Ce samedi matin, malgré une météo capricieuse, la rue de la République, déserte, s’est animée sous les barnums installés pour l’occasion devant le numéro 26 ... face au local de campagne du maire sortant. La présence de nombreux Arlésiens ayant bravé les gouttes témoignait de l’enthousiasme autour de la liste portée par le candidat de l’union de la gauche. "Partout où nous allons, nous recevons un bon accueil. Il y a cette envie de changement", a lancé d'emblée Nicolas Koukas.
"L’Union pour Arles, dans ses différences, est là, quoi qu’il arrive, pour Arles, pour les Arlésiens. Elle propose un projet solide qui répond à leurs besoins", a martelé le candidat, sous les applaudissements, rappelant la genèse de cette alliance inédite, née lors des dernières législatives. "Avec toutes les forces de la gauche, nous y sommes allés. On nous a porté des coups, on a résisté." Le résultat ? Une volonté citoyenne et politique de poursuivre cette union pour les municipales. Une union qui, rappelons-le, rassemble la plupart des composantes de la gauche, à l’exception de La France Insoumise.
Un programme construit par plus de 400 Arlésiens
Et Nicolas Koukas d’insister sur la méthode de travail. "Plus de 400 Arlésiens ont travaillé depuis des mois pour élaborer notre programme. Il ne tombe pas d’en haut, c’est un projet né du terrain." Qui s'articule autour de trois axes majeurs : "une ville plus juste, qui protège et qui prépare son avenir".

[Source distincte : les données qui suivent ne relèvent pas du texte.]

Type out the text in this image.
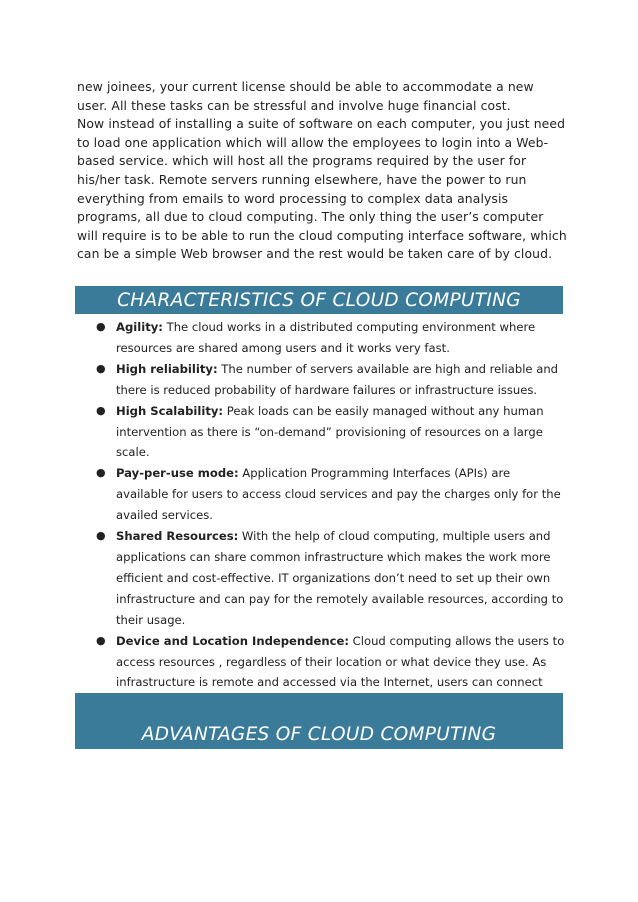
new joinees, your current license should be able to accommodate a new user. All these tasks can be stressful and involve huge financial cost.

Now instead of installing a suite of software on each computer, you just need to load one application which will allow the employees to login into a Web-based service. which will host all the programs required by the user for his/her task. Remote servers running elsewhere, have the power to run everything from emails to word processing to complex data analysis programs, all due to cloud computing. The only thing the user’s computer will require is to be able to run the cloud computing interface software, which can be a simple Web browser and the rest would be taken care of by cloud.

CHARACTERISTICS OF CLOUD COMPUTING
● Agility: The cloud works in a distributed computing environment where resources are shared among users and it works very fast.
● High reliability: The number of servers available are high and reliable and there is reduced probability of hardware failures or infrastructure issues.
● High Scalability: Peak loads can be easily managed without any human intervention as there is “on-demand” provisioning of resources on a large scale.
● Pay-per-use mode: Application Programming Interfaces (APIs) are available for users to access cloud services and pay the charges only for the availed services.
● Shared Resources: With the help of cloud computing, multiple users and applications can share common infrastructure which makes the work more efficient and cost-effective. IT organizations don’t need to set up their own infrastructure and can pay for the remotely available resources, according to their usage.
● Device and Location Independence: Cloud computing allows the users to access resources , regardless of their location or what device they use. As infrastructure is remote and accessed via the Internet, users can connect
ADVANTAGES OF CLOUD COMPUTING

"Une ville plus juste en termes de sécurité, avec des services publics renforcés, et une attractivité médicale comme priorité. Quand je vois la réduction des places d’aide à domicile à Salin-de-Giraud... La force d’un maire, c’est aussi des services publics forts, partout sur le territoire", a ajouté, et dénoncé, Nicolas Koukas. Appelant aussi à "dérouler le tapis rouge non pas pour des personnalités venues d’ailleurs, mais bien pour des docteurs". La liste de l'union de la gauche devrait, d'ailleurs, compter au moins trois médecins.
Le programme de "L’Union pour Arles" promeut aussi une ville tournée vers l’avenir, économique en premier lieu. "Quelqu’un s’est installé ici en promettant d’apporter son carnet d’adresses. J’ai l’habitude de dire qu’il est venu avec le carnet, mais sans les adresses. Aucune entreprise ne s’est installée. Nous, nous avons rencontré des structures prêtes à s’implanter et à créer des emplois", a assuré le candidat. Pour redynamiser le centre-ville -- "ravagé depuis six ans" -- Nicolas Koukas propose la création d’une foncière coopérative, associant ville, commerçants et habitants, afin de racheter et gérer des locaux stratégiques à loyers modérés. Environnement, culture… la tête de liste a évoqué la suite des grandes lignes de ce programme qui sera dévoilé aux électeurs au début du mois de février.
"Nous avons deux mois pour convaincre", a-t-il lancé aux sympathisants, les appelant à devenir "des ambassadrices et des ambassadeurs" du programme. Lequel sera disponible en version courte (papier) et longue (70 pages en ligne). "En mars prochain, nous serons prêts à nous mettre au travail rapidement, pour tourner la page de ces six années et répondre aux attentes des Arlésiens." Un message clair, et une gouvernance actuelle pointée du doigt : "Il y a eu 11 démissions depuis 2020", a rappelé Nicolas Koukas, soulignant la force de l'équipe de "L'Union pour Arles" "composée d’Arlésiens et qui reflète la diversité de notre ville. Arles est populaire, elle doit le rester ! "
Le premier meeting de la liste aura lieu le 12 mars à 18h30, à la salle des fêtes. D’ici là, le local de campagne, situé au 26 rue de la République, est ouvert, dès ce lundi, tous les jours.